This Title Is Not A Title (similarly productive reasoning follows!)
January 26th, 2007Today I was out driving in the bright sun, on a shopping errand, when something caught my interest on the radio. My perverse interest.
There was a radio preacher apparently advertising trips to the Holy Land. He wasn't just giving it a passing mention–there was more salesmanship than that. A significant portion of his airtime was being used.
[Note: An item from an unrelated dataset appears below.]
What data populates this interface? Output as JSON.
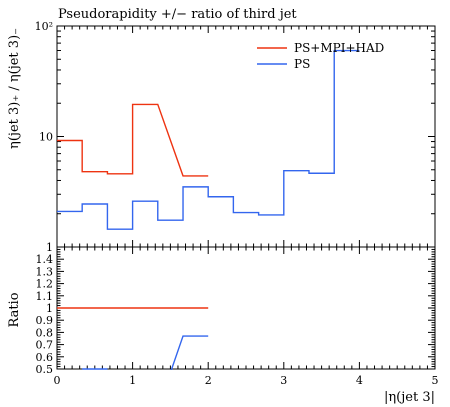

He even gave the mic to a middle-eastern-sounding tour guide, who said travelers would be eating fine cuisine, staying in some of the finest hotels in Israel (porters would be provided, of course), and riding in the most luxurious of tour buses.
In total luxury, they would hit all the hot spots: the cramped stable where Christ was born, the wilderness where He went without food, the hill where He died thirsty and bleeding, not to mention the location where Christ told us "blessed be ye poor," and "woe to you who are rich."
I thought it all sounded strangely medieval, maybe something to be pedaled by one of the more corrupt characters in The Canterbury Tales. Or maybe like something from Nathaniel Hawthorne's The Celestial Railroad, in which the hard path to the Celestial City had been improved with a convenient train system.
It's the kind of thing that makes me want to sell all my stuff, including this silly laptop, and give graciously to the poor.
Because maybe then I could say someday, after much poverty and toil, not with a lot of outward arrogance, but softly to myself, "Now, Mark, you–as opposed to them–have lived an exemplary life."
I could maybe quote Robert Frost or something: "Two roads diverged in the wood, and I–I took the one less traveled by, and that has made all the difference." Yeah, all the difference, you opulent tax collectors.
Maybe, on second thought, I could just pray for the radio preacher and all those rich crusaders. Because, I believe in God, you know. At least I'm not like those heathens.
Or maybe I could just ask for mercy.